Por lo tanto, cada uno de nosotros está llamado a dar a conocer a Jesús a quienes todavía no lo conocen. Y esto no es hacer proselitismo. No, es abrir una puerta. «¡Ay de mí si no anuncio el Evangelio!» (1 Cor 9, 16), declaraba san Pablo. Si a nosotros el Señor Jesús nos ha cambiado la vida, y nos la cambia cada vez que acudimos a Él, ¿cómo no sentir la pasión de darlo a conocer a todos los que conocemos en el trabajo, en la escuela, en el edificio, en el hospital, en distintos lugares de reunión? Si miramos a nuestro alrededor, nos encontramos con personas que estarían disponibles para iniciar o reiniciar un camino de fe, si se encontrasen con cristianos enamorados de Jesús. ¿No deberíamos y no podríamos ser nosotros esos cristianos? Os dejo esta pregunta: «¿De verdad estoy enamorado de Jesús? ¿Estoy convencido de que Jesús me ofrece y me da la salvación?». Y, si estoy enamorado, debo darlo a conocer. Pero tenemos que ser valientes: bajar las montañas del orgullo y la rivalidad, llenar barrancos excavados por la indiferencia y la apatía, enderezar los caminos de nuestras perezas y de nuestros compromisos».

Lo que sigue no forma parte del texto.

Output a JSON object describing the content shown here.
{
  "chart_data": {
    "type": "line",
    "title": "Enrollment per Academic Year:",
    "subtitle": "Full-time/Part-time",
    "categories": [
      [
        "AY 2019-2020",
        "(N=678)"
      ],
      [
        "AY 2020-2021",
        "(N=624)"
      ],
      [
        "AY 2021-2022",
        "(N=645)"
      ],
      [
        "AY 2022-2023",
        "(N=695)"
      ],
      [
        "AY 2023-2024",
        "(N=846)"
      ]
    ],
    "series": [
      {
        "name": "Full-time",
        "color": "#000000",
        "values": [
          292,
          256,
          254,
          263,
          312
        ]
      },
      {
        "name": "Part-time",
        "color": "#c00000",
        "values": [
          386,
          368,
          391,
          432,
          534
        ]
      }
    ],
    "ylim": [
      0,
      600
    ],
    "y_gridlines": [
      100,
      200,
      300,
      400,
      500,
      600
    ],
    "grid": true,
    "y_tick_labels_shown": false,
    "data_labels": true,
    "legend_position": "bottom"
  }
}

Papa Francisco. Ángelus 6 de diciembre de 2015.

Vivamos nuestro Domingo a lo largo de la semana

1. Este es el domingo de la alegría. ¿Cómo puedo vivir la alegría en mi familia ante la cercanía de la Navidad?

2. La carta de Santiago es una invitación a vivir con generosidad la paciencia. ¿Soy paciente especialmente en las dificultades cotidianas?